1Department of Anesthesia, University of California, San Francisco, CA. 2Division of Pediatric Critical Care, Department of Pediatrics, University of Michigan, Ann Arbor, MI. 3Pediatric Cardiac Intensive Care Unit, Stollery Children's Hospital, Edmonton, AB, Canada. 4Department of Pediatrics, Stollery Children's Hospital, Edmonton, AB, Canada. 5 Pediatric Intensive Care Unit, Stollery Children's Hospital, Edmonton, AB, Canada. 6 Critical Care Medicine, Hospital for Sick Children, Toronto, ON, Canada.
Pediatr Crit Care Med. 2017 Nov;18(11):1055-1062. doi: 10.1097/PCC.0000000000001306.
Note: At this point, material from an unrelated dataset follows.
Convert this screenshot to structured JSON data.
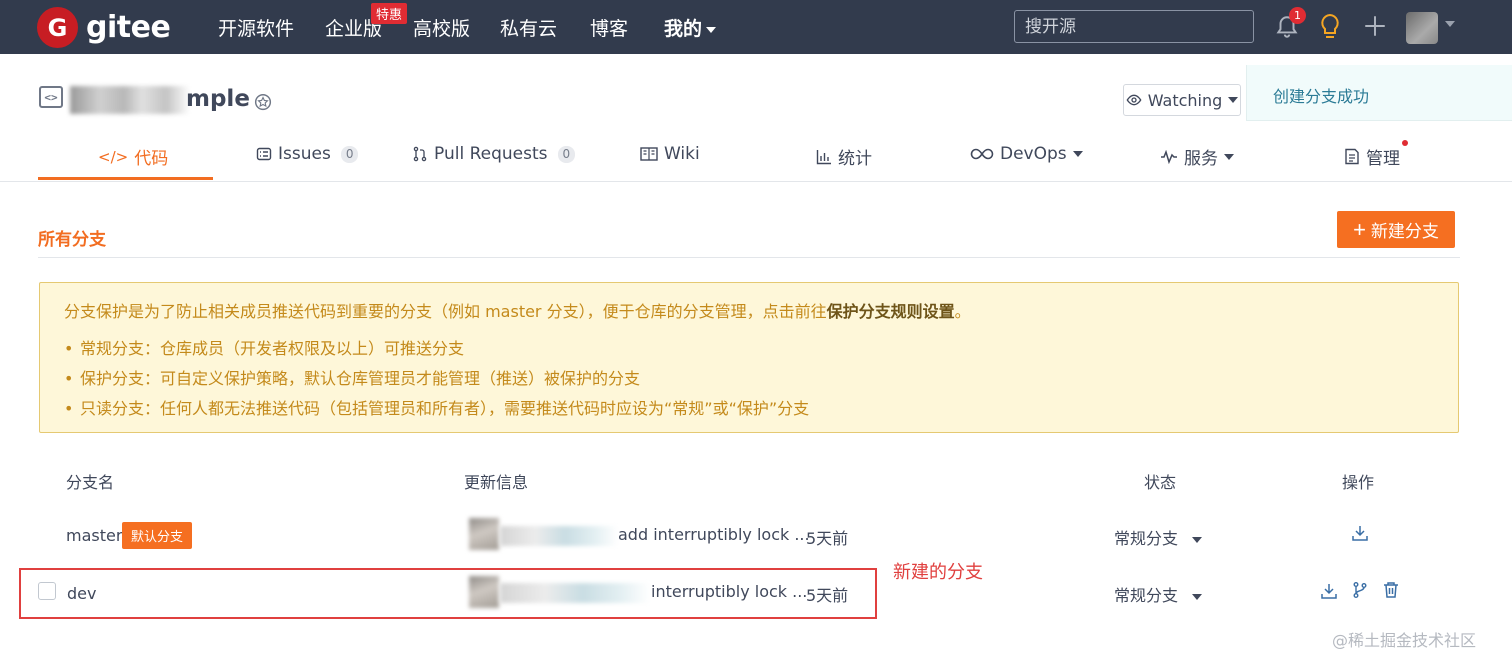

A continuous infusion of unfractionated heparin is the most common anticoagulant used for pediatric patients on extracorporeal life support. The objective of this study was to compare extracorporeal life support complications and outcomes between two large-volume pediatric extracorporeal life support centers that use different anticoagulation strategies.
Prospective, observational cohort study.
The University of Michigan used simple anticoagulation monitoring, whereas the University of Alberta used an intensive anticoagulation monitoring strategy.
Pediatric patients on extracorporeal life support.
None.
The primary outcome measure was major bleeding per extracorporeal life support run defined as bleeding that was retroperitoneal, pulmonary, or involved the CNS; bleeding greater than 20 mL/kg over 24 hours; or bleeding that required surgical intervention. Secondary outcomes measured were patient thrombosis per run, circuit thrombosis per run, and survival to hospital discharge per patient. Eighty-eight patients (95 runs) less than 18 years old were enrolled at the two centers over 2 years. The two centers enrolled different extracorporeal life support populations; University of Alberta enrolled more postcardiac surgical patients (74% vs 47%; p = 0.005). The indication for extracorporeal life support support also varied by center (p = 0.04). The two centers used similar proportions of VA extracorporeal life support (p = 0.3). Median (interquartile range) unfractionated heparin doses were similar between University of Michigan and University of Alberta, 30 (21-34) U/kg/hr and 26 (22-31) U/kg/hr, p value equals to 0.3, respectively. Median (interquartile range) antifactor Xa was lower in the University of Michigan cohort (0.23 [0.19-0.28] vs 0.41 [0.36-0.46] U/mL; p < 0.001). There was no significant difference in major bleeding (15% University of Michigan vs 21% University of Alberta; p = 0.6) or in patient thromboses (18% University of Michigan vs 13% University of Alberta; p = 0.5). There was no significant difference in survival to hospital discharge (University of Michigan 63% vs University of Alberta 73%; p = 0.1).
Although this prospective cohort study compared different pediatric extracorporeal life support populations, the results did not identify a significant difference in outcomes between simple and intensive anticoagulation monitoring strategies.
未分馏肝素持续输注是体外生命支持中儿科患者最常用的抗凝剂。本研究的目的是比较两所大型儿科体外生命支持中心使用不同抗凝策略的体外生命支持并发症和结果。
前瞻性观察队列研究。
密歇根大学采用简单的抗凝监测,而阿尔伯塔大学采用强化抗凝监测策略。
接受体外生命支持的儿科患者。
无。
主要结局测量是每个体外生命支持运行的主要出血,定义为腹膜后、肺或涉及中枢神经系统的出血;24 小时内出血超过 20 毫升/公斤;或需要手术干预的出血。次要结局测量为每个运行的患者血栓形成、每个运行的回路血栓形成以及每个患者的医院出院存活率。在两年内,两个中心共纳入了 88 名(95 个运行)年龄小于 18 岁的患者。两个中心纳入了不同的体外生命支持人群;阿尔伯塔大学纳入了更多心脏手术后患者(74%对 47%;p = 0.005)。体外生命支持支持的适应证也因中心而异(p = 0.04)。两个中心使用相似比例的 VA 体外生命支持(p = 0.3)。密歇根大学和阿尔伯塔大学的未分馏肝素剂量中位数(四分位距)相似,分别为 30(21-34)U/kg/hr 和 26(22-31)U/kg/hr,p 值等于 0.3。密歇根大学队列的抗因子 Xa 中位数(四分位距)较低(0.23 [0.19-0.28] 对 0.41 [0.36-0.46] U/mL;p < 0.001)。密歇根大学大出血(15%对 21%;p = 0.6)或患者血栓形成(18%对 13%;p = 0.5)无显著差异。出院存活率无显著差异(密歇根大学 63%对阿尔伯塔大学 73%;p = 0.1)。
尽管这项前瞻性队列研究比较了不同的儿科体外生命支持人群,但结果并未确定简单和强化抗凝监测策略之间的结果有显著差异。